What True Education Should Do
When most people think of the word “education”, they think of a pupil as a sort of animate sausage. Into this empty casing, the teachers are supposed to stuff “education”.
But genuine education, as Socrates knew more than two thousand years ago, is not inserting the stuffs of information into a person, but rather eliciting knowledge from him; it is the drawing out what is in mind.
‘The most important part of education, ‘ once wrote Jaeger-LeCoultre Replica William Ernest Hocking, the distinguished Harvard philosopher, “is this instruction of a man in what he has inside of him.”
And, as Edith Hamilton has reminded us, Socrates never said, “I know , learn from me , ” he said , rather , ” Look into your own selves and find the spark of truth that God has put into every heart , and that only you can kindle to a flame . “
In the dialogue called the “Meno”, Socrates takes an ignorant slave boy , without a day of schooling , and proves to the amazed observers that the boy really “knows” geometry — because the principles and axioms of geometry are already in his mind, waiting to be called out.
So many of the discussions and controversies about the content of education are futile® and inconclusive because they are concerned with what should “go into” the student rather than with what should be taken out, and now this can best be done.
The college student who once said to me, after a ‘lecture, ” I spend so much time studying that I don’t have a chance to learn anything,” was succinctly expressing his dissatisfaction with the sausage-casing view of education .
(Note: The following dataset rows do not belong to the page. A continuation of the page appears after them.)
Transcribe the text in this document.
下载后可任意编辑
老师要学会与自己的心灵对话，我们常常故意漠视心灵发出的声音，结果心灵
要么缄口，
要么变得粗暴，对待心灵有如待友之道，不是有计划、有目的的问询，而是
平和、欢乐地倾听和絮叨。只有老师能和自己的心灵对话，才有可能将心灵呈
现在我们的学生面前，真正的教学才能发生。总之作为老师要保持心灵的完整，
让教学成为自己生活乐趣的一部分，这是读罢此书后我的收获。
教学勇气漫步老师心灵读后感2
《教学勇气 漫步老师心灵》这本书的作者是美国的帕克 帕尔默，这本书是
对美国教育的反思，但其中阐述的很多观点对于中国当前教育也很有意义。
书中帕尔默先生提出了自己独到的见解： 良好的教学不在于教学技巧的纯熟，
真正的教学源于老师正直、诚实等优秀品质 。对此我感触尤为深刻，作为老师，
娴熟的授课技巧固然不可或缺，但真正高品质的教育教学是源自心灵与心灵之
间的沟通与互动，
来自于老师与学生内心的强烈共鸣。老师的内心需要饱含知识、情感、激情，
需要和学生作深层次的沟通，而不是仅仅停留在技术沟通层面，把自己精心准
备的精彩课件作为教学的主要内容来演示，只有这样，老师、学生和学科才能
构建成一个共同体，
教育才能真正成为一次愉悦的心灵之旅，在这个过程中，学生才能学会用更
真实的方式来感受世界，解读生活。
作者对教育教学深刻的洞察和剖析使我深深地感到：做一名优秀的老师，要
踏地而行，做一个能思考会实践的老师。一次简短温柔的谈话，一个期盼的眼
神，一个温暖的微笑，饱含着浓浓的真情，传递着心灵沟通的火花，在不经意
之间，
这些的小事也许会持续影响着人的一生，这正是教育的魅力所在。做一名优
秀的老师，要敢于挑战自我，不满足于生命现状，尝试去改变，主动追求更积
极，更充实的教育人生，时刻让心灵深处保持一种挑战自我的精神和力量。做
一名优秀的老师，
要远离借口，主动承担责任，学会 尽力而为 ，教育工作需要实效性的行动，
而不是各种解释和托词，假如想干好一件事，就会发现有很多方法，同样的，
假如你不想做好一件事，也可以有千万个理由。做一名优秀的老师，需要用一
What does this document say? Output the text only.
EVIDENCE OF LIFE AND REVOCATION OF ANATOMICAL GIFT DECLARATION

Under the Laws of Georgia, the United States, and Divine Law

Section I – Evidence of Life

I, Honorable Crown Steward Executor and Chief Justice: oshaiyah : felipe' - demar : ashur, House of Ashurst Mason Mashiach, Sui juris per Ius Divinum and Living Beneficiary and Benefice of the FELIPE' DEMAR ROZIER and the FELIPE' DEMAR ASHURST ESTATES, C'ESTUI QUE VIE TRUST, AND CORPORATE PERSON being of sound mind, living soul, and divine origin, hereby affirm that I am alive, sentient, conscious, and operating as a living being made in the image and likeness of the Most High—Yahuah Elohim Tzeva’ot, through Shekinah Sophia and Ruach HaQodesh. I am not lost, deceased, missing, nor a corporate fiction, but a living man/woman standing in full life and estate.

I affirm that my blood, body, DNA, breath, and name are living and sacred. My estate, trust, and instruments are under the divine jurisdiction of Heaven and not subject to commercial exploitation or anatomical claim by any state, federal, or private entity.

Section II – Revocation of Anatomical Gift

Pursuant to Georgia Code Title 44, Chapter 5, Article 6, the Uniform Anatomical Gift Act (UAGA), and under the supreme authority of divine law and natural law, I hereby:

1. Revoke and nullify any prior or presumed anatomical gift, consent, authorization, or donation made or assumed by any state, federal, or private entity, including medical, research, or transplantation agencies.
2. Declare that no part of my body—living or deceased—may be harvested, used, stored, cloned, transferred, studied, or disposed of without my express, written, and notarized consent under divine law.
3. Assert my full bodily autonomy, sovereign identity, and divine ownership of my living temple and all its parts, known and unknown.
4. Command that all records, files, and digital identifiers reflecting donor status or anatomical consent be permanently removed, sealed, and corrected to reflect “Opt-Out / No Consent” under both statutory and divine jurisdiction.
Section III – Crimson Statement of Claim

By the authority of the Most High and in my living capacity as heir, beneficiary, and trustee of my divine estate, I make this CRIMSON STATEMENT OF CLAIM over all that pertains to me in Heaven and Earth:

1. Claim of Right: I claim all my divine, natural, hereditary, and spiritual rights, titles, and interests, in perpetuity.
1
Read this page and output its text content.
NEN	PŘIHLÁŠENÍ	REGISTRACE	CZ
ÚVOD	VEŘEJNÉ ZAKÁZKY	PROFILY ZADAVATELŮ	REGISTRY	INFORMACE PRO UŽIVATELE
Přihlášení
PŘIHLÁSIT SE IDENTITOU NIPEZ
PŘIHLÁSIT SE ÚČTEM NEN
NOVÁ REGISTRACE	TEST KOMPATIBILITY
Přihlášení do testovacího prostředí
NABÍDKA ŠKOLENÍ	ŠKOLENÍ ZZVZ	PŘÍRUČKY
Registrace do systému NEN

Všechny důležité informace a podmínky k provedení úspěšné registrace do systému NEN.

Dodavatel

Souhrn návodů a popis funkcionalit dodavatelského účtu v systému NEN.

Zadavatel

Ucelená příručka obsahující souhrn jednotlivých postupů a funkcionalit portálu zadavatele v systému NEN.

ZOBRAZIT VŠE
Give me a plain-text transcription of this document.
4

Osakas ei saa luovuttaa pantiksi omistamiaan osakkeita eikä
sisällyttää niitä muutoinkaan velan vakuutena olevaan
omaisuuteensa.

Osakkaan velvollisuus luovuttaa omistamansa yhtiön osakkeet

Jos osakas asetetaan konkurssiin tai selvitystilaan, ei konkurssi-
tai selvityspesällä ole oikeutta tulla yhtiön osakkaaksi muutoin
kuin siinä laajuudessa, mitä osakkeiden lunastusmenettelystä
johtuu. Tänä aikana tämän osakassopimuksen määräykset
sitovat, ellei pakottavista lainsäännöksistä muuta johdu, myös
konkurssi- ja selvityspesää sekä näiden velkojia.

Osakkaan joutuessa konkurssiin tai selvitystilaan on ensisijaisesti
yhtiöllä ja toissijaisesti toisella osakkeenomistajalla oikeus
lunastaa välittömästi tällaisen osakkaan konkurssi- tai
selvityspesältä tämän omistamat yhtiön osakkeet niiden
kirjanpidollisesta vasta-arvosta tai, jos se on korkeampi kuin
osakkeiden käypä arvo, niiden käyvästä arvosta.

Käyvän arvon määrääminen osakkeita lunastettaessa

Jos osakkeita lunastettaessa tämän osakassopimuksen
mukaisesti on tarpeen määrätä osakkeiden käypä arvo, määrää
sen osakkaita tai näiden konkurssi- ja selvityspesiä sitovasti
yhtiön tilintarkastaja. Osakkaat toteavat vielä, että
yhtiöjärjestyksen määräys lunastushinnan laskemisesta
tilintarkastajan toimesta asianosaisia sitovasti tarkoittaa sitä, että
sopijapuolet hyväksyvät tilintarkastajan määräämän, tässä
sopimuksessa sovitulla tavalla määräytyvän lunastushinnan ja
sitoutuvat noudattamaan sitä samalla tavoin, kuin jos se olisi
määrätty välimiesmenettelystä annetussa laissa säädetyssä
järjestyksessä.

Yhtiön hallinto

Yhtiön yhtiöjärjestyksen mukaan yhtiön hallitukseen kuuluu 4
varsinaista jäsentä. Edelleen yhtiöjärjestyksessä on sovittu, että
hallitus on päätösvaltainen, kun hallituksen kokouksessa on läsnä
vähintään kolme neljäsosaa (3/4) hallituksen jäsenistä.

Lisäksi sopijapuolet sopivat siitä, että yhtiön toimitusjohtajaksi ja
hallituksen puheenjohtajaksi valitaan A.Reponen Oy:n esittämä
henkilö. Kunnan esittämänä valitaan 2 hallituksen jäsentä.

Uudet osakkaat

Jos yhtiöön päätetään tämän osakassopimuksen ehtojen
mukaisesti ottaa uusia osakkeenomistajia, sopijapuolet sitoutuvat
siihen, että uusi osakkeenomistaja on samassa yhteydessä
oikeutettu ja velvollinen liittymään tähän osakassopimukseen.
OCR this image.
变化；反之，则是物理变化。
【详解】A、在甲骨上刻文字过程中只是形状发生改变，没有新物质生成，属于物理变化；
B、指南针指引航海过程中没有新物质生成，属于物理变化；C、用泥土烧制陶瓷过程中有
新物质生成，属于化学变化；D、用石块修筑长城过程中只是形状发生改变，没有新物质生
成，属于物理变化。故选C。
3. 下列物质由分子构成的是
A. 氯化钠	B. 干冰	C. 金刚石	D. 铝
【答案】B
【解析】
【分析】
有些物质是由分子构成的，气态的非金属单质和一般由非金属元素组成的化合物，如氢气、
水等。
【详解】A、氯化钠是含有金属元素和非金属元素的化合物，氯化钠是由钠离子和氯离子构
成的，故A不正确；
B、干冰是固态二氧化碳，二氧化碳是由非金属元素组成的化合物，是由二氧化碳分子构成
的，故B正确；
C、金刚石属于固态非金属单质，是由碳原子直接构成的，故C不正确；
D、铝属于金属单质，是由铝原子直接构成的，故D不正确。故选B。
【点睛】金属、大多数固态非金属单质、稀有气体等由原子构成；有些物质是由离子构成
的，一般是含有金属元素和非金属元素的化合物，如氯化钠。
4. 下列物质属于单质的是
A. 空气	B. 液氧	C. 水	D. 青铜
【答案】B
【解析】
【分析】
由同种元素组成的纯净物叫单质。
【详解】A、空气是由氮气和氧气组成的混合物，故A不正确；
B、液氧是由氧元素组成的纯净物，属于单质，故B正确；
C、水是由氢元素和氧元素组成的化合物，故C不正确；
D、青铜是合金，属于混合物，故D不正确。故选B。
He was being so stuffed with miscellaneous® facts, with such an indigestible mass of material, that he had no time (and was given no encouragement) to Audemar Piguet Replica Watches draw on his own resources, to use his own mind to analyzing and synthesizing and evaluating this material.
Education, to have any meaning beyond the purpose of creating well-informed dunces®, must elicit from the pupil what is latent® in every human being — the rules of reason, the inner knowledge of what is proper for men to be and do, the ability to sift evidence and come to conclusions that can generally be assented to by all open minds and warm hearts.
Pupils are more like oysters than sausages. The job of teaching is not to stuff them and then seal them up, but to help them open and reveal the riches within. There are pearls in each of us, if only we knew how to cultivate them with ardor and persistence.